Topic: Using Your Broker's Data -- Yes or No?
The forum seems a bit quiet these days, so I thought I would stir things up by raising a controversial question. I've often seen it recommended we should use data from our particular broker for generating and optimizing strategies. My take on this is it probably doesn't make much difference what the data source is. And here's why...
(1) The data source is a *.csv or *.json file of a few thousand OHLC values -- essentially an array of numbers. A strategy is an algebraic formula. If I give you 5 different *.csv files from 5 different brokers -- i.e. 5 different arrays of numbers -- can your algebraic formula really distinguish between the different brokers? And, if so, what exactly differs between the 5 arrays of numbers?
(2) I have accounts with 5 different brokers. I've found that winning strategies win with each of the brokers and losing strategies lose with each of the brokers. I have yet to find a strategy that performs poorly with one broker and great with another -- or vice versa.

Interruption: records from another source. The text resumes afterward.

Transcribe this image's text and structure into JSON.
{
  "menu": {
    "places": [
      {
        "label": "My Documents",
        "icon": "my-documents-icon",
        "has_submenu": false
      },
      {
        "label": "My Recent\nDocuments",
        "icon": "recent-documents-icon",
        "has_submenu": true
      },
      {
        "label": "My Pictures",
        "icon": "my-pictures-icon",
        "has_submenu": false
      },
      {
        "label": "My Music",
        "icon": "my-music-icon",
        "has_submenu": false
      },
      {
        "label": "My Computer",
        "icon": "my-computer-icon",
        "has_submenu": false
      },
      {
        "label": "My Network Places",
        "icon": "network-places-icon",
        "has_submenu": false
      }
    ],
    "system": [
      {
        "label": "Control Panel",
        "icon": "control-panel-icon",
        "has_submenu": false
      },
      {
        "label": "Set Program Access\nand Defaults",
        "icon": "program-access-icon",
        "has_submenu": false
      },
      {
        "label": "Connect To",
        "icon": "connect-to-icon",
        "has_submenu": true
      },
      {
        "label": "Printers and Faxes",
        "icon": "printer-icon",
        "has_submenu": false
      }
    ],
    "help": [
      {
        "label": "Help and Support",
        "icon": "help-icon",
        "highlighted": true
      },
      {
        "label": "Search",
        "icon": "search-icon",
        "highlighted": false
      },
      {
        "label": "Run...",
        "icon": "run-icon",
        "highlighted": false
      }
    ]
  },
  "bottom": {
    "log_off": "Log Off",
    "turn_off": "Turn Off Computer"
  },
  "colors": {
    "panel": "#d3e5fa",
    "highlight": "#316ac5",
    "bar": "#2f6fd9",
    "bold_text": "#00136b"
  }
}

(3) When I "refresh" or re-optimize an existing strategy with a data source from a different broker (but using the exact same data horizon), the back test statistics come out fairly close. Not exact, but similar. Again, I have yet to come across a strategy that has great back test statistics using one data source compared to another (again -- same data horizon).

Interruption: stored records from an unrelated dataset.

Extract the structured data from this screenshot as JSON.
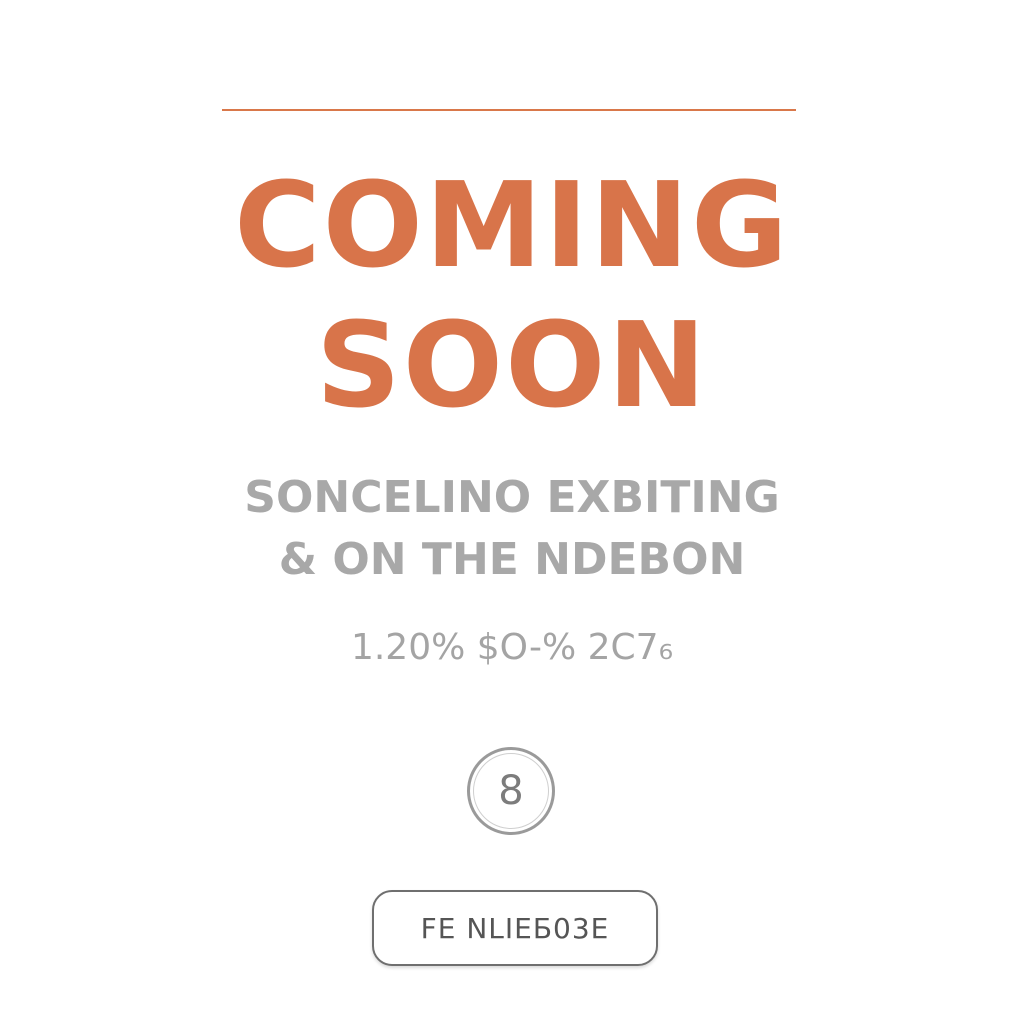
{
  "headline": {
    "line1": "COMING",
    "line2": "SOON"
  },
  "subheadline": {
    "line1": "SONCELINO EXBITING",
    "line2": "& ON THE NDEBON"
  },
  "stats": "1.20% $O-% 2C7₆",
  "badge": "8",
  "cta_label": "FE NLIEБ03E",
  "colors": {
    "accent": "#d8744a",
    "muted_text": "#a8a8a8",
    "border": "#6f6f6f"
  }
}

(4) When I "refresh" or re-optimize an existing strategy using the *same* data source but a different data horizon, then the back test statistics can differ significantly. In fact, the delta in statistics using different data horizons is bigger than when using different data sources.
My point is this -- though the array of numbers from different brokers will differ somewhat, so will the array of numbers from different data horizons (but same broker). Inherent in these arrays of numbers are certain patterns. I'm making the claim that within the same data horizon, the patterns probably do not differ very much from broker to broker. However, when comparing different data horizons, then patterns are more likely to differ. This is probably why strategies perform better or worse at different times -- it depends on how well they have been trained to recognize the current data pattern.

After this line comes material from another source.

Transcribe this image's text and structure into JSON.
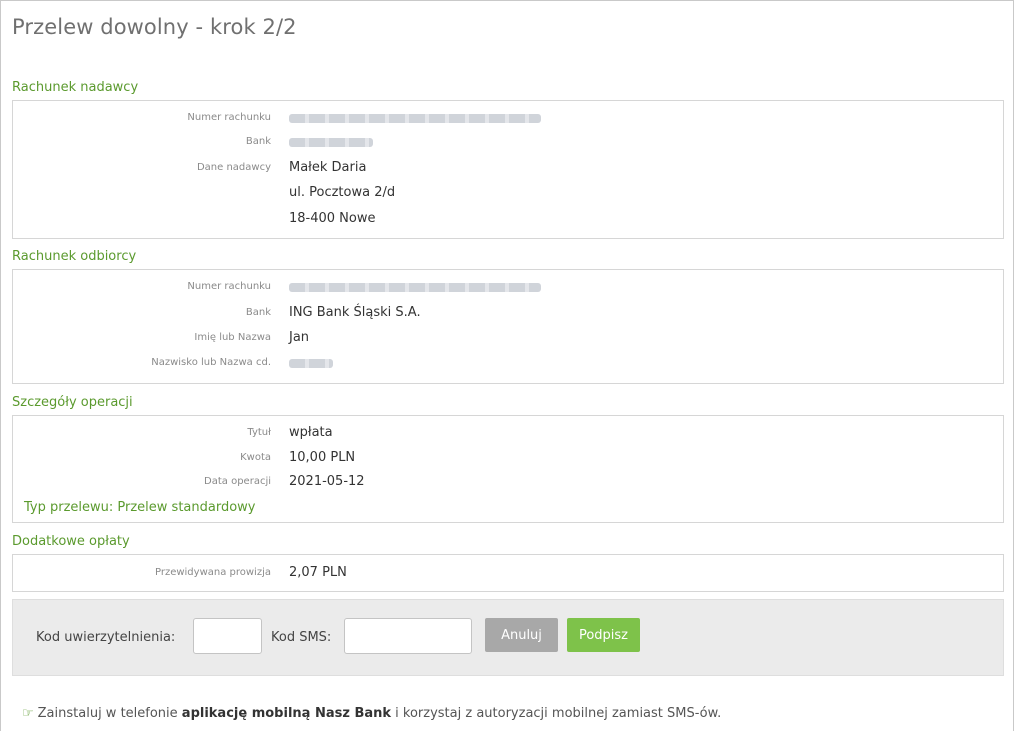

One last point -- many or most of us acknowledge there is a "disconnect" between back testing results and live trading. I suspect this is caused by live trading using tick data, compared with back testing using bar data. Tick and bar data are two completely different beasts. Considering the disconnect introduced by using tick data, then why would we be concerned about the relatively minor differences in *.csv data from different brokers when generating / training strategies? Whatever differences may exist (in broker *.csv data) will eventually be overwhelmed by the differences between ticks and bars.
I'm curious whether any of this makes sense...